It's roughly the size of a deck of cards (though half as thick), with a micro USB port and microSD slot on one end and a proprietary 70-pin connector on the other. That connector is how it plugs into the TV, while the USB and SD ports are for adding storage or connecting peripherals. Within the Smart Card's relatively bland exterior lies the aforementioned Tegra K1, and other hardware (currently unknown) needed to run Android 4.4. All Lenovo smart TVs moving forward will ship with a 70-pin port built in, but only higher-end models will come with Smart Card hardware.

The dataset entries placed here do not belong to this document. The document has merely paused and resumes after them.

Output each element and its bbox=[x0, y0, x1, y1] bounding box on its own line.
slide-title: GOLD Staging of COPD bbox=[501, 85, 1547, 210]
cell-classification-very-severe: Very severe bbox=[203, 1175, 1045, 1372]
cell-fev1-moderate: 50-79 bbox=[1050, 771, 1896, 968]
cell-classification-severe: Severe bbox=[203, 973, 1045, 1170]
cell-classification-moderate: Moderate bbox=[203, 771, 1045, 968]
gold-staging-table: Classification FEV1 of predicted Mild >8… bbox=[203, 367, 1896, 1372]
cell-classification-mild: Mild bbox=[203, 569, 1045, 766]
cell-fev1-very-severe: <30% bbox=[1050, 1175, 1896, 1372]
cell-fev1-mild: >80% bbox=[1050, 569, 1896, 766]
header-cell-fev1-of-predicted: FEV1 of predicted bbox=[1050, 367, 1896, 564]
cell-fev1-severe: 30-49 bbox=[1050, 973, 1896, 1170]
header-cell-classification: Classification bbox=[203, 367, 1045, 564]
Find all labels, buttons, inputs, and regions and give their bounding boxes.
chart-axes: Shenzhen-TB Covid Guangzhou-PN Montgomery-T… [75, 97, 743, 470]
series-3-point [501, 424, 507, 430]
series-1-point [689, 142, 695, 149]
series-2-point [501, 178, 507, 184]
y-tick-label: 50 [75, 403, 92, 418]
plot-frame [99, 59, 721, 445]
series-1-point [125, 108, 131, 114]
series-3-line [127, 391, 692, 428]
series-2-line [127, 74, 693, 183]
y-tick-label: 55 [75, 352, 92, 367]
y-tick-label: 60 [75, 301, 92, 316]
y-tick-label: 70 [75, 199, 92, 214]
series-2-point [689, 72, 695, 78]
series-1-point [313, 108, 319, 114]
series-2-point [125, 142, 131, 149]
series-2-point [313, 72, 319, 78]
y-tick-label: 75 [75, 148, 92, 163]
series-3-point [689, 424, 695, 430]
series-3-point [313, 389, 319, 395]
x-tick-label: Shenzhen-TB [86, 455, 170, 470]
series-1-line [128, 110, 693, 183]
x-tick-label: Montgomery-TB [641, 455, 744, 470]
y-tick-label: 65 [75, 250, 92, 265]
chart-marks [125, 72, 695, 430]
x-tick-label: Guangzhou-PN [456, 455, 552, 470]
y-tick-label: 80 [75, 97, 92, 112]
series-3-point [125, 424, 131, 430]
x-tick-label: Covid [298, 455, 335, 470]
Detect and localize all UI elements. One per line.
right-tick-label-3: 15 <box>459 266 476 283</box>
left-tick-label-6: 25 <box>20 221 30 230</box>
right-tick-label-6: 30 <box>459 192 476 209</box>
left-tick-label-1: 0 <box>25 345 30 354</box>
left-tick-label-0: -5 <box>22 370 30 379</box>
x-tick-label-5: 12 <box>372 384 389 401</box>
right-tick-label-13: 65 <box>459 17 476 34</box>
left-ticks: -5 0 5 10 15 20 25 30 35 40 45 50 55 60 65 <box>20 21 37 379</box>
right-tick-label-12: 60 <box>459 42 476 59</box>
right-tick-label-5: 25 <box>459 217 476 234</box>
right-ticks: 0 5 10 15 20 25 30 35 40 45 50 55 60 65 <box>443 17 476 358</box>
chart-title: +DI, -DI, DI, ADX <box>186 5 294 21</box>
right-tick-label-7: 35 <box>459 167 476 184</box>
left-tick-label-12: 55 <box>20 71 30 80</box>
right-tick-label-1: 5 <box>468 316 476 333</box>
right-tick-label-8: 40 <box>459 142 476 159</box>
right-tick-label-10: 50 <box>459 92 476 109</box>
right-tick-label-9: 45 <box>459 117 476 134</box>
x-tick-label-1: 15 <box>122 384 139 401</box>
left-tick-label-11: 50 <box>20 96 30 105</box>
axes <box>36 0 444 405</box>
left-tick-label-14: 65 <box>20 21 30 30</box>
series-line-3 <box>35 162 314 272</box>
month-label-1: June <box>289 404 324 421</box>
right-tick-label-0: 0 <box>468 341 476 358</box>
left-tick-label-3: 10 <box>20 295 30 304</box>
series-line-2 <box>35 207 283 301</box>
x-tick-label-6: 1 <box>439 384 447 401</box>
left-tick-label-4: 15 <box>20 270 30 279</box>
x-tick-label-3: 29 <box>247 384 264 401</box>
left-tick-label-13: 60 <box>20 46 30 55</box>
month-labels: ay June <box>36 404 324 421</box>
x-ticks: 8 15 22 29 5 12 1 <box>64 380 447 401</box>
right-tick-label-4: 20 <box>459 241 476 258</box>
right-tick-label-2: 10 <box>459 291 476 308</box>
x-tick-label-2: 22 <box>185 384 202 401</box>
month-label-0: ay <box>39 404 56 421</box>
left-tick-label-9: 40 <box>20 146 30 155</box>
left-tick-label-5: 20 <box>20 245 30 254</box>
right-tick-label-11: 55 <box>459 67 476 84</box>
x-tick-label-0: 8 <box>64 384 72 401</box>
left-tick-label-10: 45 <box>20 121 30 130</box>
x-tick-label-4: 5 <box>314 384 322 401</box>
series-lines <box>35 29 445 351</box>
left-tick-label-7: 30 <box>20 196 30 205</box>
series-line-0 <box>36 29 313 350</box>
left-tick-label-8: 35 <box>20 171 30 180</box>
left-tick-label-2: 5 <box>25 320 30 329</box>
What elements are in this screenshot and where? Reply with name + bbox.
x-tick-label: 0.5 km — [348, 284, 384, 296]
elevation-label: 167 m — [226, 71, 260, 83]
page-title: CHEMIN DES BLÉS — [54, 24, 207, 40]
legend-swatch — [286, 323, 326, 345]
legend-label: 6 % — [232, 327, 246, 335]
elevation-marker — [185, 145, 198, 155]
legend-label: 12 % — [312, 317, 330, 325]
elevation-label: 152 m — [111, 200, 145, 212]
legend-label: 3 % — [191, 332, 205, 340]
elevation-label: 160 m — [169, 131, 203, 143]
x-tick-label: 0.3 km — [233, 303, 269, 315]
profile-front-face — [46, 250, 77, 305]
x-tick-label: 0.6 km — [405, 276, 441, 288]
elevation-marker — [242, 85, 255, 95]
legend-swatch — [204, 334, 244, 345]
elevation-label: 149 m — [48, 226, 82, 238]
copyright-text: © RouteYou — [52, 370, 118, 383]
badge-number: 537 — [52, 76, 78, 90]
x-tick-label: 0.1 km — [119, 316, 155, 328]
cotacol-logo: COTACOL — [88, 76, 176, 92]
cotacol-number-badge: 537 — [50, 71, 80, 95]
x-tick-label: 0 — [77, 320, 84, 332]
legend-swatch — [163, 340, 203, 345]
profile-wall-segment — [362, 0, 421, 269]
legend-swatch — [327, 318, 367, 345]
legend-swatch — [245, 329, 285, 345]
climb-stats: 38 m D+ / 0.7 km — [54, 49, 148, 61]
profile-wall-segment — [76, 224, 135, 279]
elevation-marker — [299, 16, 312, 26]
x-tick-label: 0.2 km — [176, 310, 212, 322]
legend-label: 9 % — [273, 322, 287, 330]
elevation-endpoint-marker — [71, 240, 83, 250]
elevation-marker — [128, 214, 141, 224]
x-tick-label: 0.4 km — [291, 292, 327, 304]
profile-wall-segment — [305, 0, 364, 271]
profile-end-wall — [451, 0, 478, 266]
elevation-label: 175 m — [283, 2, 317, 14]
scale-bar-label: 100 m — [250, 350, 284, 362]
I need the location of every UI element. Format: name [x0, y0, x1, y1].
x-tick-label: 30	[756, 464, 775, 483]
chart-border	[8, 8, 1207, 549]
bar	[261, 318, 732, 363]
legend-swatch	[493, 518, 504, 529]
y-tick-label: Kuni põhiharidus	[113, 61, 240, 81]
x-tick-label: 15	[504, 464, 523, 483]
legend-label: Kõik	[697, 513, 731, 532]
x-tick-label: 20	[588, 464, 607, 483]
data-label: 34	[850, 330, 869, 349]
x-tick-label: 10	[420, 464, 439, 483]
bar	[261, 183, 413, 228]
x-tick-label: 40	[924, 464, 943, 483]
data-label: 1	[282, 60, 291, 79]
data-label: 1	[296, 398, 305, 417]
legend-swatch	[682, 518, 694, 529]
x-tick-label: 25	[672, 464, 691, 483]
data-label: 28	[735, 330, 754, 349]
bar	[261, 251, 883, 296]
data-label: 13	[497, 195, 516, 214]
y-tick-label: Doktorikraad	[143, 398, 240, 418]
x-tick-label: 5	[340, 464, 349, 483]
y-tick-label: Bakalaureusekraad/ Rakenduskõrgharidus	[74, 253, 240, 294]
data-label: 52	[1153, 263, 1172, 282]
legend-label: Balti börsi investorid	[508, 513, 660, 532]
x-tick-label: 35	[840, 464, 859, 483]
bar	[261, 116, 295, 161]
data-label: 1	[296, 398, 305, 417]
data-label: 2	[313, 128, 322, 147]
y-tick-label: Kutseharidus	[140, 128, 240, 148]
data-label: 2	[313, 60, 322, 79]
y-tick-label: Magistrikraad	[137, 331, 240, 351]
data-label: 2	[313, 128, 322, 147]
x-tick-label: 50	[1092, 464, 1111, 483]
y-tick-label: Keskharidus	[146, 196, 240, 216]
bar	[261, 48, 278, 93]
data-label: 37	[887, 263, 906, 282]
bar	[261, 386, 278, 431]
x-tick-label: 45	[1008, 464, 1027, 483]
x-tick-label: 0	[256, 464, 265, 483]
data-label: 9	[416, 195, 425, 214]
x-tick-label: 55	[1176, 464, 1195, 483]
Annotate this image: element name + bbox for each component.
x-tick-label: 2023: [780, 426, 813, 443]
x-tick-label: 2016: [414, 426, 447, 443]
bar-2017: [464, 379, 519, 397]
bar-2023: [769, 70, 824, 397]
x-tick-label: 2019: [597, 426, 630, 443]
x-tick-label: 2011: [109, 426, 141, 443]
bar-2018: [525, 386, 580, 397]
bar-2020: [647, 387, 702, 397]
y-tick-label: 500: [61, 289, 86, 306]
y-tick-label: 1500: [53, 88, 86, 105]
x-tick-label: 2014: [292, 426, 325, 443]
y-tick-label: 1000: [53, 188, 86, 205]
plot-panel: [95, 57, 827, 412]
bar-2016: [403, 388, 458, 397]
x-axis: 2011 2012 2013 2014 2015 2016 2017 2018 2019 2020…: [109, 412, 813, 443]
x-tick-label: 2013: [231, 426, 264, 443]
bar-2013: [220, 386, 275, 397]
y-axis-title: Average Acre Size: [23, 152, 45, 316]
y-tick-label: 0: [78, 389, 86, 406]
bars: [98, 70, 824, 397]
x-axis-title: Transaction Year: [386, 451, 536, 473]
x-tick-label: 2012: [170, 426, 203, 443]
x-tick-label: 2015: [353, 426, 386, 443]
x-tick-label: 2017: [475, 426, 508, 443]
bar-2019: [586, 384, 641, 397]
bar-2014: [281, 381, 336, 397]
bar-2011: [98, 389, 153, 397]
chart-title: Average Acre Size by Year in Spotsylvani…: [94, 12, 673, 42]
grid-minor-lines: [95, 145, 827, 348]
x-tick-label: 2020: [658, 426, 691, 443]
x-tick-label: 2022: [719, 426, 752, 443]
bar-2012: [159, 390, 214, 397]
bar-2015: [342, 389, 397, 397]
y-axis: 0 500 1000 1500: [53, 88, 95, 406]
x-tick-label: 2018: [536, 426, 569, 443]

That means the Smart Card is a way for Lenovo -- and any other OEM who licenses the tech -- to keep customers running the latest and greatest software and hardware on their TVs.
The Smart Card comes with a slick motion Bluetooth remote that has a pair of physical buttons: a red power button at the end and a spun metal voice control key in the middle, plus a circular touchpad located in a thumb friendly location. Navigation works using gesture control (a la LG's Magic remote) to make selections, while swiping left and right on the touchpad scrolls through the menus. And, you adjust the volume via touchpad using the Seinfeld/Costanza special: clockwise or counter-clockwise swirl gesture. It's simple and intuitive to use, and the remote's shape and soft touch finish make it a pleasure to fondle.
Ready to plunk down your hard earned cash for Lenovo's new TV system? Unless you call China home, alas, you don't have the option to do so -- though Lenovo's looking at expanding to other regions should the Chinese market returns supply sufficient incentive to do so. Regardless, for those in the Far East, the Terminator S9 will set you back around 6,000RMB ($970), while the Smart Card costs less than 1,000RMB ($160).